Where the report lives

After a run, two reports are written to reports/mutation/<module>/ (git-ignored):

mutation.html — an interactive report; open it in a browser to inspect surviving mutants line by line.
mutation.json — machine-readable; useful for scripting follow-up issues or CI gates.
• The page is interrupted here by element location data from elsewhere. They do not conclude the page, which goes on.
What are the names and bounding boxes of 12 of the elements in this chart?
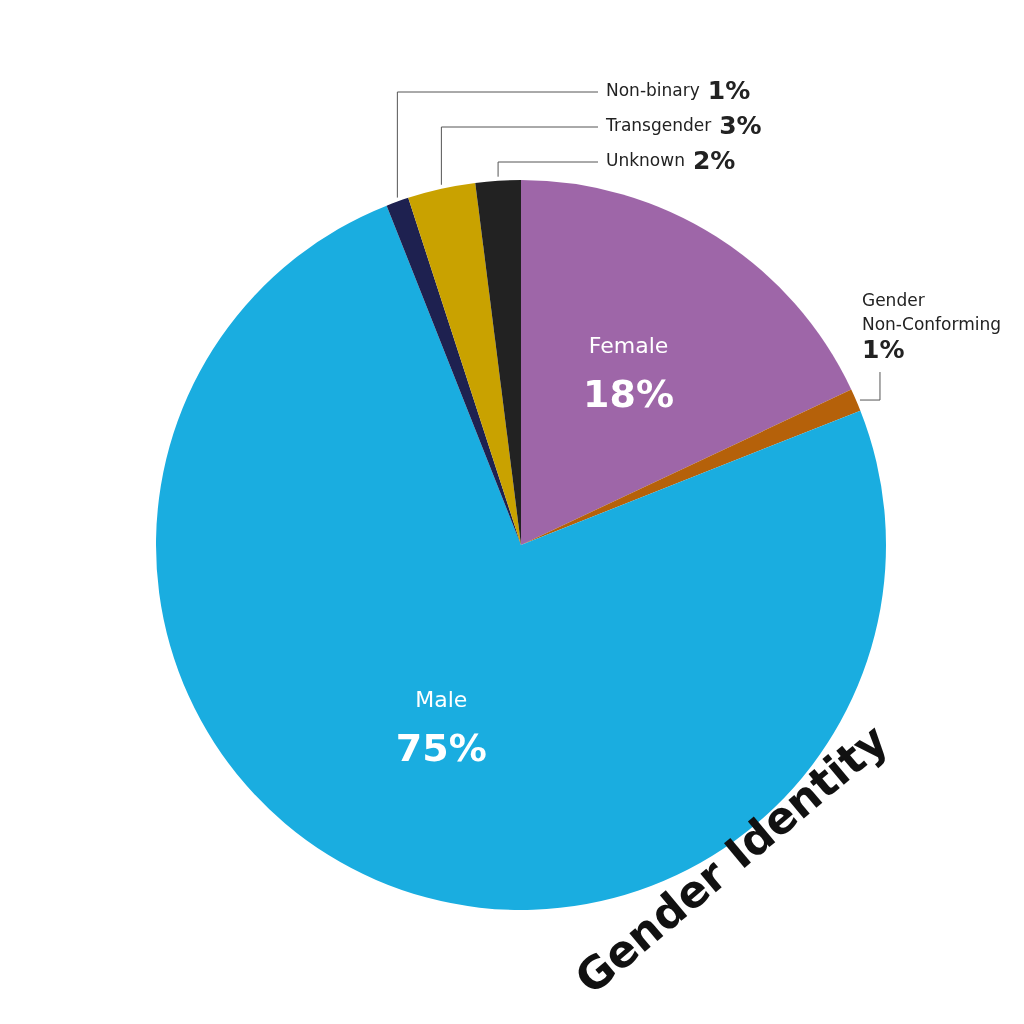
slice-label: Unknown [606, 150, 685, 171]
data-label: 1% [861, 335, 905, 365]
data-label: 75% [395, 726, 487, 771]
data-label: 3% [719, 110, 762, 140]
data-label: 2% [692, 145, 736, 175]
slice-label: Male [415, 686, 468, 712]
data-label: 18% [583, 372, 675, 417]
data-label: 1% [707, 75, 751, 105]
slice-label: Female [588, 333, 669, 359]
slice-label: Non-binary [606, 80, 700, 101]
slice-label: Transgender [605, 115, 712, 136]
slice-label: Gender Non-Conforming [861, 290, 1001, 335]
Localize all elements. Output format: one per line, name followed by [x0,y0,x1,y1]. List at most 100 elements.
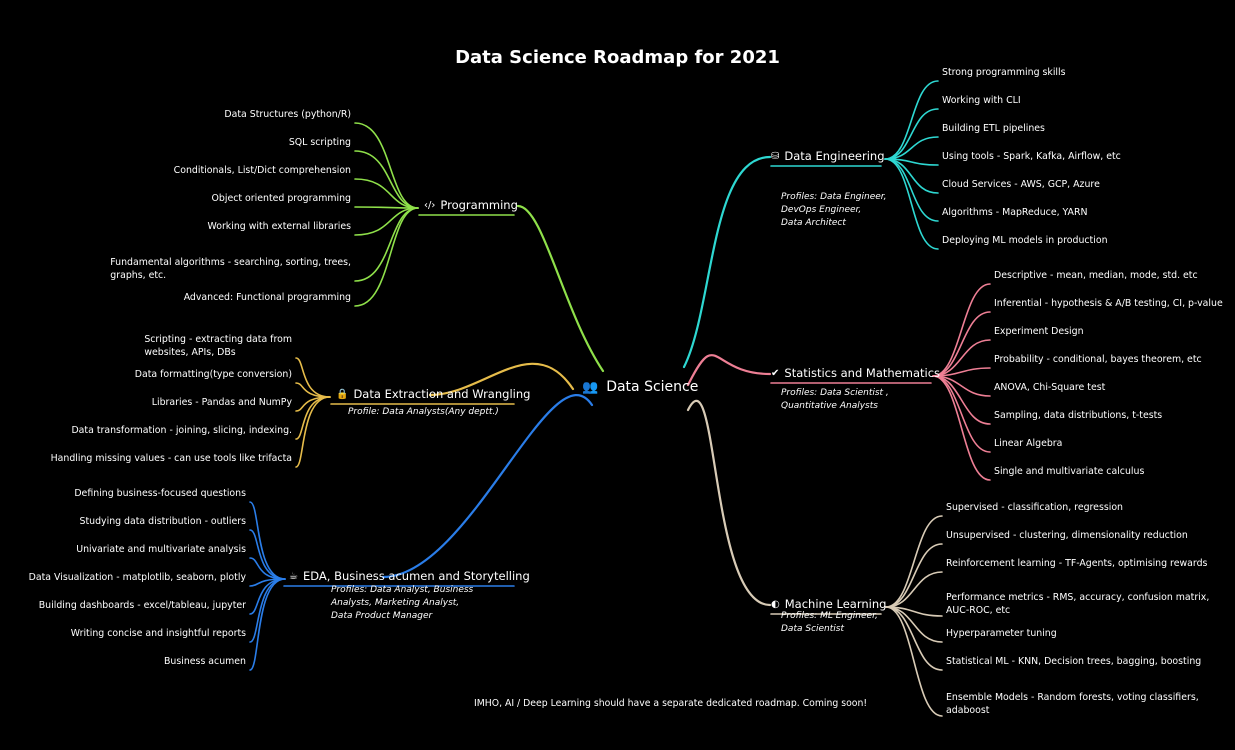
connector [884,136,939,160]
list-item: Data transformation - joining, slicing, … [71,425,292,436]
connector [885,515,943,608]
connector [354,206,419,209]
code-icon: ‹/› [424,199,436,211]
branch-statistics[interactable]: ✔ Statistics and Mathematics [771,366,940,380]
list-item: Studying data distribution - outliers [79,516,246,527]
connector [884,158,939,250]
connector [295,396,331,440]
list-item: Univariate and multivariate analysis [76,544,246,555]
connector [354,207,419,282]
list-item: Deploying ML models in production [942,235,1108,246]
list-item: Cloud Services - AWS, GCP, Azure [942,179,1100,190]
list-item: Writing concise and insightful reports [70,628,246,639]
list-item: Object oriented programming [211,193,351,204]
list-item: Hyperparameter tuning [946,628,1057,639]
branch-label: Programming [440,198,518,212]
connector [686,399,772,607]
connector [354,122,419,209]
check-circle-icon: ✔ [771,367,780,379]
connector [295,396,331,468]
branch-ml[interactable]: ◐ Machine Learning [771,597,886,611]
branch-profiles: Profiles: ML Engineer, Data Scientist [781,611,878,634]
branch-eda[interactable]: ☕ EDA, Business acumen and Storytelling [289,569,530,583]
branch-engineering[interactable]: ⛁ Data Engineering [771,149,885,163]
connector [516,204,605,373]
ko-fi-icon: ☕ [289,570,298,582]
database-icon: ⛁ [771,150,780,162]
connector [932,311,991,377]
branch-label: Machine Learning [784,597,887,611]
connector [249,578,286,671]
list-item: Defining business-focused questions [74,488,246,499]
list-item: Libraries - Pandas and NumPy [151,397,292,408]
list-item: Strong programming skills [942,67,1066,78]
list-item: Statistical ML - KNN, Decision trees, ba… [946,656,1202,667]
list-item: Data Structures (python/R) [224,109,351,120]
connector [884,80,939,160]
branch-label: Statistics and Mathematics [784,366,941,380]
list-item: Sampling, data distributions, t-tests [994,410,1163,421]
connector [884,158,939,222]
list-item: Building dashboards - excel/tableau, jup… [38,600,246,611]
branch-label: Data Engineering [784,149,885,163]
connector [428,362,575,397]
list-item: Data Visualization - matplotlib, seaborn… [28,572,246,583]
list-item: Working with external libraries [207,221,351,232]
branch-profiles: Profiles: Data Engineer, DevOps Engineer… [781,192,887,228]
connector [381,394,594,579]
branch-profiles: Profiles: Data Scientist , Quantitative … [781,388,889,411]
central-node[interactable]: 👥 Data Science [582,379,698,395]
list-item: Data formatting(type conversion) [134,369,292,380]
list-item: Scripting - extracting data from website… [144,334,292,358]
connector [354,150,419,209]
connector [885,606,943,671]
footnote: IMHO, AI / Deep Learning should have a s… [474,698,868,709]
list-item: Business acumen [163,656,246,667]
connector [295,357,331,398]
connector [932,375,991,481]
people-icon: 👥 [582,379,599,395]
list-item: Fundamental algorithms - searching, sort… [110,257,351,281]
list-item: Using tools - Spark, Kafka, Airflow, etc [942,151,1121,162]
list-item: Conditionals, List/Dict comprehension [173,165,351,176]
connector [354,207,419,307]
list-item: Probability - conditional, bayes theorem… [994,354,1202,365]
connector [884,108,939,160]
list-item: Inferential - hypothesis & A/B testing, … [994,298,1223,309]
connector [932,375,991,453]
list-item: Experiment Design [994,326,1084,337]
connector [682,155,772,369]
list-item: Handling missing values - can use tools … [50,453,292,464]
connector [932,375,991,425]
list-item: Supervised - classification, regression [946,502,1123,513]
connector [885,571,943,608]
list-item: Algorithms - MapReduce, YARN [942,207,1088,218]
branch-programming[interactable]: ‹/› Programming [424,198,518,212]
list-item: Unsupervised - clustering, dimensionalit… [946,530,1188,541]
connector [249,529,286,580]
connector [885,543,943,608]
connector [249,501,286,580]
list-item: Performance metrics - RMS, accuracy, con… [946,592,1210,616]
list-item: Linear Algebra [994,438,1063,449]
connector [686,354,772,387]
list-item: Advanced: Functional programming [183,292,351,303]
list-item: Ensemble Models - Random forests, voting… [946,692,1199,716]
brain-icon: ◐ [771,598,780,610]
page-title: Data Science Roadmap for 2021 [455,47,780,68]
branch-label: Data Extraction and Wrangling [353,387,531,401]
connector [885,606,943,717]
list-item: Working with CLI [942,95,1021,106]
list-item: Descriptive - mean, median, mode, std. e… [994,270,1198,281]
list-item: SQL scripting [288,137,351,148]
connector [249,557,286,580]
branch-profiles: Profiles: Data Analyst, Business Analyst… [331,585,474,621]
list-item: Building ETL pipelines [942,123,1045,134]
branch-label: EDA, Business acumen and Storytelling [302,569,530,583]
connector [932,283,991,377]
list-item: Reinforcement learning - TF-Agents, opti… [946,558,1208,569]
branch-profiles: Profile: Data Analysts(Any deptt.) [348,407,499,417]
branch-extraction[interactable]: 🔒 Data Extraction and Wrangling [336,387,530,401]
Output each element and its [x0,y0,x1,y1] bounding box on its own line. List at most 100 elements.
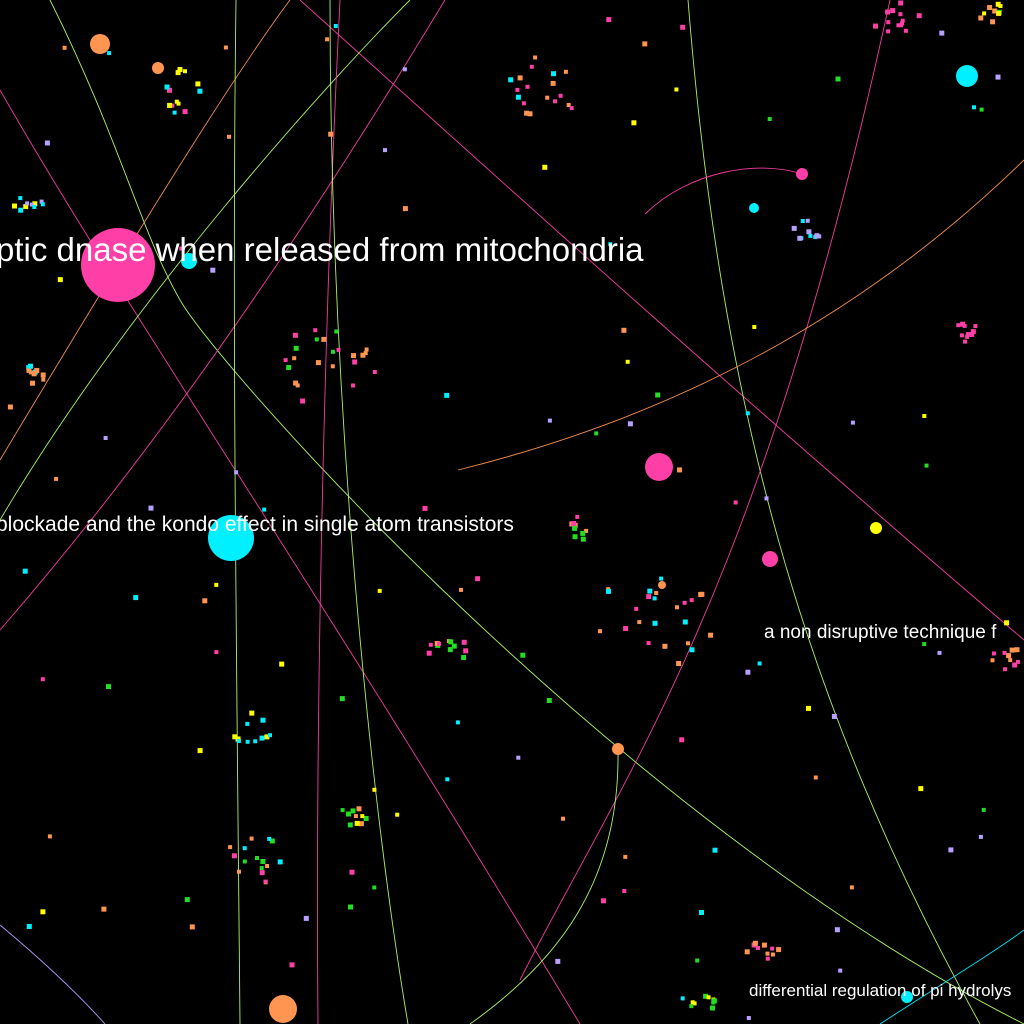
node[interactable] [580,536,586,542]
node[interactable] [995,1,1001,7]
node[interactable] [652,620,658,626]
node[interactable] [214,650,219,655]
node[interactable] [680,24,686,30]
node[interactable] [970,329,976,335]
node[interactable] [555,958,561,964]
node[interactable] [268,733,272,738]
node[interactable] [642,41,648,47]
node[interactable] [103,436,108,440]
node[interactable] [922,642,927,647]
node[interactable] [422,505,428,511]
node[interactable] [695,958,700,963]
node[interactable] [177,67,183,72]
node[interactable] [939,30,945,36]
node[interactable] [179,246,184,251]
node[interactable] [444,392,450,398]
node[interactable] [992,8,998,14]
node[interactable] [622,889,627,893]
node[interactable] [767,117,772,121]
node[interactable] [57,277,63,283]
node[interactable] [351,353,356,359]
node[interactable] [277,859,283,865]
node[interactable] [133,595,139,601]
node[interactable] [260,717,266,723]
node[interactable] [584,528,589,533]
hub-node[interactable] [208,515,254,561]
node[interactable] [303,915,309,921]
node[interactable] [757,661,762,666]
node[interactable] [918,786,924,792]
node[interactable] [886,20,891,25]
node[interactable] [558,93,563,98]
node[interactable] [634,606,639,611]
node[interactable] [991,651,996,656]
node[interactable] [167,87,172,93]
node[interactable] [516,755,521,760]
node[interactable] [54,476,59,481]
node[interactable] [765,951,770,956]
node[interactable] [710,1005,715,1011]
node-label[interactable]: blockade and the kondo effect in single … [0,513,514,536]
node[interactable] [520,652,526,658]
node[interactable] [761,942,767,948]
node[interactable] [608,242,613,247]
node[interactable] [328,131,334,137]
node[interactable] [245,721,250,726]
node[interactable] [231,853,237,859]
node[interactable] [706,995,711,1000]
node[interactable] [1006,653,1012,659]
node[interactable] [765,956,770,961]
node[interactable] [259,866,264,871]
node[interactable] [358,821,364,827]
node[interactable] [23,204,29,210]
node[interactable] [711,1000,716,1005]
node[interactable] [598,629,602,634]
node[interactable] [698,592,704,597]
node[interactable] [237,869,241,874]
node[interactable] [835,76,841,82]
node[interactable] [1012,662,1018,668]
node[interactable] [996,10,1002,16]
node[interactable] [1009,647,1015,653]
node[interactable] [292,332,298,338]
node[interactable] [733,500,738,505]
node[interactable] [527,111,533,117]
node[interactable] [546,698,552,703]
node[interactable] [797,235,803,241]
node[interactable] [189,924,195,930]
node[interactable] [655,392,661,398]
node[interactable] [654,591,659,595]
node[interactable] [898,0,904,6]
node[interactable] [172,110,177,115]
node[interactable] [515,94,521,100]
node[interactable] [210,267,216,273]
node[interactable] [959,333,964,338]
node[interactable] [978,834,983,839]
node[interactable] [791,225,797,231]
node[interactable] [197,748,203,754]
node[interactable] [32,205,37,209]
node[interactable] [517,75,523,81]
node[interactable] [264,734,270,740]
node[interactable] [148,505,154,511]
node[interactable] [752,940,758,946]
node[interactable] [1008,658,1013,663]
node[interactable] [40,202,45,207]
node[interactable] [978,15,984,21]
node[interactable] [26,924,32,929]
node[interactable] [428,642,433,647]
node[interactable] [360,352,366,358]
node[interactable] [334,329,339,334]
node[interactable] [245,739,250,744]
node[interactable] [621,327,627,333]
node[interactable] [265,864,270,868]
node[interactable] [383,148,387,153]
node[interactable] [960,321,966,327]
node[interactable] [292,356,297,361]
node[interactable] [662,643,668,649]
node[interactable] [553,99,557,104]
node[interactable] [606,17,612,23]
node[interactable] [647,588,653,594]
node[interactable] [646,594,652,600]
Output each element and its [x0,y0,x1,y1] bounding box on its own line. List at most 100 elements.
A clear-text summary (mutation score and killed / survived / timeout / no-coverage counts) is also printed to stdout at the end of each run.

Current scope

Modules marked ✓ meet the 80% gate. Each module has a follow-up issue tracking its surviving mutants for triage; the spike infrastructure (configs, scripts, baseline runs) is complete for all batches.

Module	Score	Gate
`scripts/saturation-check.js`	95.77%	✓
`scripts/validators/rules/secrets.js`	95.21%	✓
`scripts/parse-gemini-stream.js`	88.14%	✓
`scripts/validators/rules/test-coverage.js`	86.67%	✓
`scripts/circuit-breaker.js`	83.82%	✓
`scripts/validators/rules/capabilities.js`	83.09%	✓
`scripts/validators/rules/dry-check.js`	83.06%	✓
`scripts/rollback-decision.js`	81.97%	✓
`scripts/validators/run.js`	81.37%	✓
`scripts/cluster-findings.js`	81.32%	✓
`scripts/format-patterns.js`	77.35%
`scripts/step-gate.js`	72.68%
`scripts/error-grouping.js`	66.09%
`scripts/slo-check.js`	64.75%
`scripts/plan-digest.js`	58.79%
`scripts/normalize-judge-verdict.js`	57.33%
`scripts/rubric-score.js`	56.25%
`scripts/extract-findings.js`	55.17%
`scripts/compress-context.js`	53.33%
`scripts/parse-body-deps.js`	51.69%
`scripts/compress-git-output.js`	48.21%
`scripts/truncate-output.js`	46.93%
`scripts/loop-guard.js`	42.56%
`scripts/vote-resolver.js`	37.58%
`scripts/dependency-resolve.js`	4.84%

A low score is not automatically a problem: many survivors are equivalent mutants — semantically identical to the original (dead-code branches, defensive catches, regex alternation variants) — and need no new test. The per-module follow-up issues record which survivors are equivalents and which are real coverage gaps.

Configuration

Each module has its own stryker.conf.<module>.json at the repo root, all following the same pattern:

mutate — the target source file.
testRunner: "command" — wraps the existing node --test ... invocation, so no test-framework migration is required.
coverageAnalysis: "off" — kept simple for the spike; revisit once the workflow is established.
Reporters: html, json, clear-text.
concurrency: 2, timeoutMS: 60000. Exception: step-gate.js uses concurrency: 1, because its tests share tmpdir state and concurrent workers would interfere.

CI integration

CI integration — cadence, gate threshold, where it runs — is intentionally deferred to a separate follow-up issue. The current spike is local-only.

Interpreting results

Killed — a test failed when the mutant was active. Good signal: the suite catches this kind of regression.
Survived — no test failed. Either the mutant is equivalent (semantically identical to the original) or the suite has a real gap. Triage each survivor in the HTML report.
Timeout — the mutant made the test runner exceed timeoutMS (often a real bug, e.g. an infinite loop). Counts as killed in the score.
No coverage — the line is not exercised by any test; the mutant could not even run.

The mutation score is (killed + timeout) / (killed + timeout + survived + no-coverage).